Kate Winslet: One woman Hollywood can't ignore

In a system designed to neglect women, this actress calls her own shots. Her lessons learned: Trust your instincts... saying no can help your career... and don't skip a delicious dessert

Image
Photo: Kate Winslet Photograph by James White

Sitting on the stool of a Manhattan diner during the lunch rush, swinging her legs, her upper body collapsing into a heap on the counter when she has a laugh at herself, Kate Winslet fits right in with the regulars. She is, of course, a great beauty, but almost more so because she isn’t a moving statue of poreless, curveless perfection. Her hair is falling haphazardly out of its ponytail and she’s in Birkenstock sandals and a shapeless knee-length gypsy skirt ”that, frankly, my mother would have worn,” she says with good-humored disinterest. And yet everyone in the restaurant, the hipsters and the suits, the cops and the construction workers, looks positively besotted.

In 1997, Winslet navigated the sudden onslaught of fame after Titanic with a grace and coolness sorely lacking in today’s young Hollywood. As the now-31-year-old beaming mother of two children (Mia, 5, and Joe, 2) and wife of American Beauty director Sam Mendes, she never wasted any time fighting over B actors or dodging drug or dehydration or anorexia rumors in the tabloids. Winslet credits a large part of her professional composure to her close friend Emma Thompson, whom she met during 1995’s Sense and Sensibility. ”She set an incredible example for me when I was very young,” says Winslet. Thompson imparted two crucial notes of caution. ”’As much as you might be tempted, you need to remember that it’s very important not to work sometimes,”’ remembers Winslet. ”And she also told me, ‘If you ever lose weight, I will never f—ing talk to you again.”’

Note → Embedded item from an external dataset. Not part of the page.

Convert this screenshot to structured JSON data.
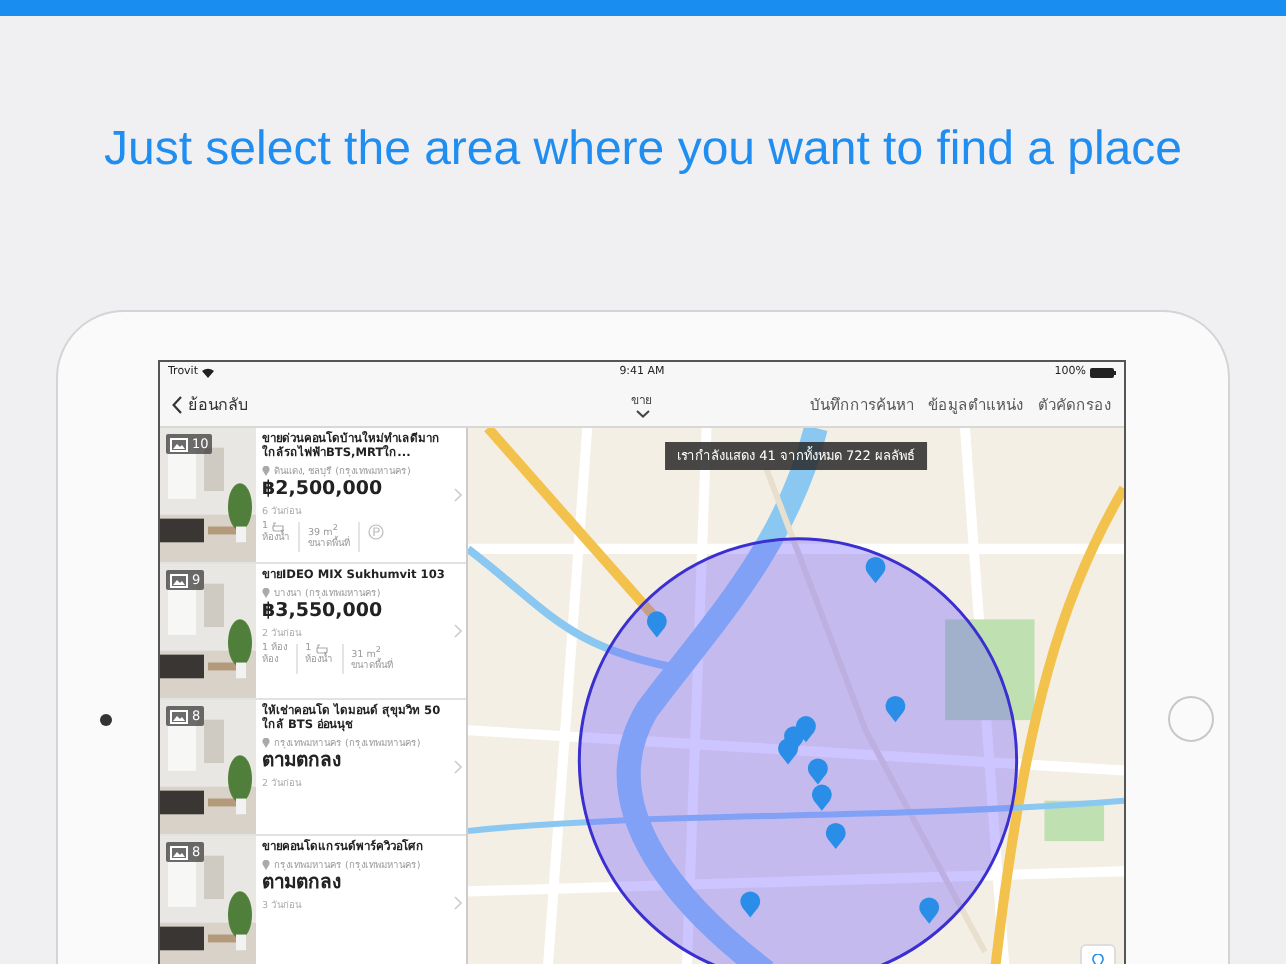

But perhaps what’s most endearing about Kate Winslet is not her earthy looks or her easy laugh. It’s simply, refreshingly, her talent. She’s already racked up a staggering four Academy Award nominations (for Sense and Sensibility, Titanic, Iris, and Eternal Sunshine of the Spotless Mind). And yet if you exclude Titanic‘s record-breaking receipts, she has never starred in a major box office hit. Unlike the many stars who rely on their smile or their body or their winning effervescence, she’s built a steady career of nuanced performances in small gems of movies. In the coming months, her impressive range, and Hollywood’s inability to typecast her, is on full display as she floats from a supporting role in Steven Zaillian’s political drama All the King’s Men to the lead in Todd Field’s intimate study of suburban angst Little Children and then to what will be, remarkably, her first romantic comedy ever, Nancy Meyers’ December film The Holiday.

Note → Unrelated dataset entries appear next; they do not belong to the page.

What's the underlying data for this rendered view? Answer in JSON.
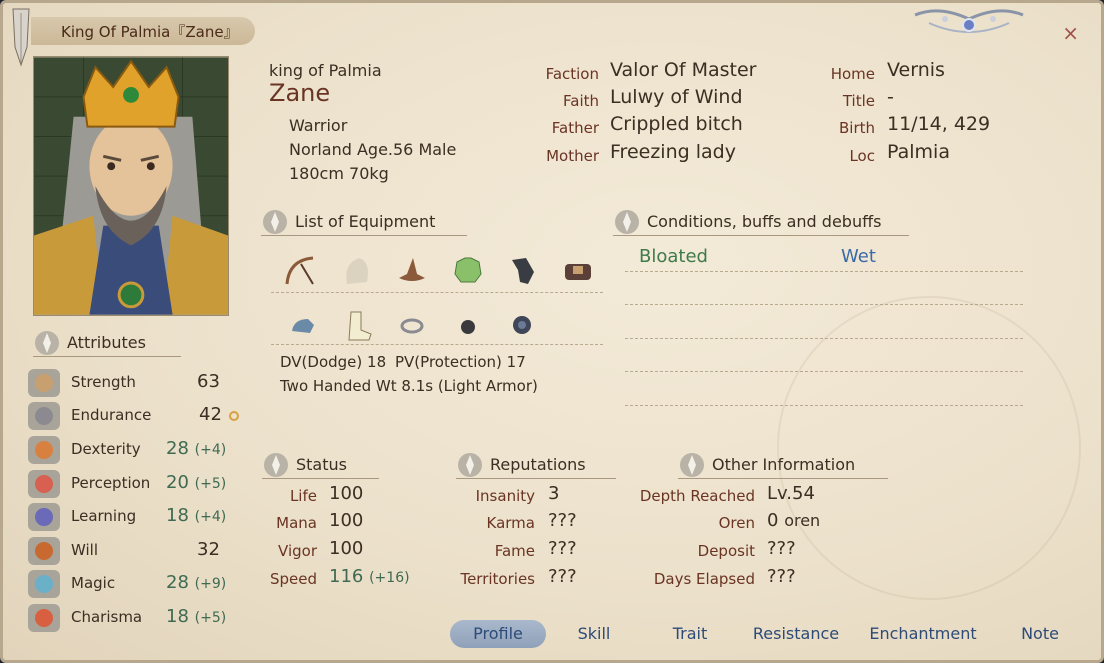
{
  "window": {
    "title": "King Of Palmia『Zane』",
    "close_label": "×"
  },
  "profile": {
    "alias": "king of Palmia",
    "name": "Zane",
    "class": "Warrior",
    "race_age_sex": "Norland Age.56 Male",
    "height_weight": "180cm 70kg"
  },
  "details_mid": [
    {
      "label": "Faction",
      "value": "Valor Of Master"
    },
    {
      "label": "Faith",
      "value": "Lulwy of Wind"
    },
    {
      "label": "Father",
      "value": "Crippled bitch"
    },
    {
      "label": "Mother",
      "value": "Freezing lady"
    }
  ],
  "details_right": [
    {
      "label": "Home",
      "value": "Vernis"
    },
    {
      "label": "Title",
      "value": "-"
    },
    {
      "label": "Birth",
      "value": "11/14, 429"
    },
    {
      "label": "Loc",
      "value": "Palmia"
    }
  ],
  "equipment": {
    "header": "List of Equipment",
    "row1_icons": [
      "bow-icon",
      "cloak-icon",
      "hat-icon",
      "armor-icon",
      "gauntlet-icon",
      "belt-icon"
    ],
    "row2_icons": [
      "helmet-icon",
      "boots-icon",
      "ring-icon",
      "amulet-icon",
      "shield-icon"
    ],
    "dv": "DV(Dodge) 18",
    "pv": "PV(Protection) 17",
    "style": "Two Handed Wt 8.1s (Light Armor)"
  },
  "conditions": {
    "header": "Conditions, buffs and debuffs",
    "items": [
      {
        "name": "Bloated",
        "color": "#3e7a4a"
      },
      {
        "name": "Wet",
        "color": "#3a6aa8"
      }
    ]
  },
  "attributes": {
    "header": "Attributes",
    "items": [
      {
        "name": "Strength",
        "value": "63",
        "bonus": "",
        "icon": "crossed-swords-icon"
      },
      {
        "name": "Endurance",
        "value": "42",
        "bonus": "",
        "icon": "helm-face-icon"
      },
      {
        "name": "Dexterity",
        "value": "28",
        "bonus": "(+4)",
        "icon": "amulet-dex-icon"
      },
      {
        "name": "Perception",
        "value": "20",
        "bonus": "(+5)",
        "icon": "crosshair-icon"
      },
      {
        "name": "Learning",
        "value": "18",
        "bonus": "(+4)",
        "icon": "book-icon"
      },
      {
        "name": "Will",
        "value": "32",
        "bonus": "",
        "icon": "shield-will-icon"
      },
      {
        "name": "Magic",
        "value": "28",
        "bonus": "(+9)",
        "icon": "magic-rune-icon"
      },
      {
        "name": "Charisma",
        "value": "18",
        "bonus": "(+5)",
        "icon": "ribbon-icon"
      }
    ]
  },
  "status": {
    "header": "Status",
    "items": [
      {
        "label": "Life",
        "value": "100",
        "bonus": ""
      },
      {
        "label": "Mana",
        "value": "100",
        "bonus": ""
      },
      {
        "label": "Vigor",
        "value": "100",
        "bonus": ""
      },
      {
        "label": "Speed",
        "value": "116",
        "bonus": "(+16)"
      }
    ]
  },
  "reputations": {
    "header": "Reputations",
    "items": [
      {
        "label": "Insanity",
        "value": "3"
      },
      {
        "label": "Karma",
        "value": "???"
      },
      {
        "label": "Fame",
        "value": "???"
      },
      {
        "label": "Territories",
        "value": "???"
      }
    ]
  },
  "other": {
    "header": "Other Information",
    "items": [
      {
        "label": "Depth Reached",
        "value": "Lv.54"
      },
      {
        "label": "Oren",
        "value": "0",
        "unit": "oren"
      },
      {
        "label": "Deposit",
        "value": "???"
      },
      {
        "label": "Days Elapsed",
        "value": "???"
      }
    ]
  },
  "tabs": [
    "Profile",
    "Skill",
    "Trait",
    "Resistance",
    "Enchantment",
    "Note"
  ],
  "active_tab": "Profile"
}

”People do love her,” says Meyers, whose last movie was the rousing hit Something’s Gotta Give. ”The only other person I’ve ever seen love acting that much is Jack Nicholson.”

Winslet was just 21 years old when Titanic‘s $1.8 billion global take transformed her into a superstar. ”I remember having this overwhelming feeling of, Oh, my God, if I’m ever going to have to hang on to the seat of my pants, it’s now,” she says. ”Not in terms of losing my mind, but sticking to my guns and hanging on to what was most important to me in terms of work, regardless of the size of budgets and regardless of what a role could do for me in the long run.” So she turned down high-profile parts in Shakespeare in Love (for which Gwyneth Paltrow won an Oscar) and Anna and the King (for which Jodie Foster did not), and instead went off to Morocco to play a hippie mother of two small kids in the tiny road picture Hideous Kinky. ”I knew doing that film was going to save my soul for that period of time,” she says. ”And it came and went and that was just fine.”

”So I love to sit back and see young actresses work their way up the ladder,” she continues, ”and not only give great performances but also hang on to themselves.” She’s giddy about the talents of Michelle Williams (”I could watch her until the cows come home!”), Maggie Gyllenhaal, and Maria Full of Grace‘s Catalina Sandino Moreno. At the 2005 Oscars, both Winslet and newcomer Moreno were nominated for Best Actress. ”I could have just wept for joy for her,” she says. ”I didn’t know her, but she and I were on the red carpet and she would lean over and say, ‘Do I look okay?’ And I’d say, ‘You look ab-so-lute-ly fantastic!’ To be suddenly so on show like that is a really strange thing.”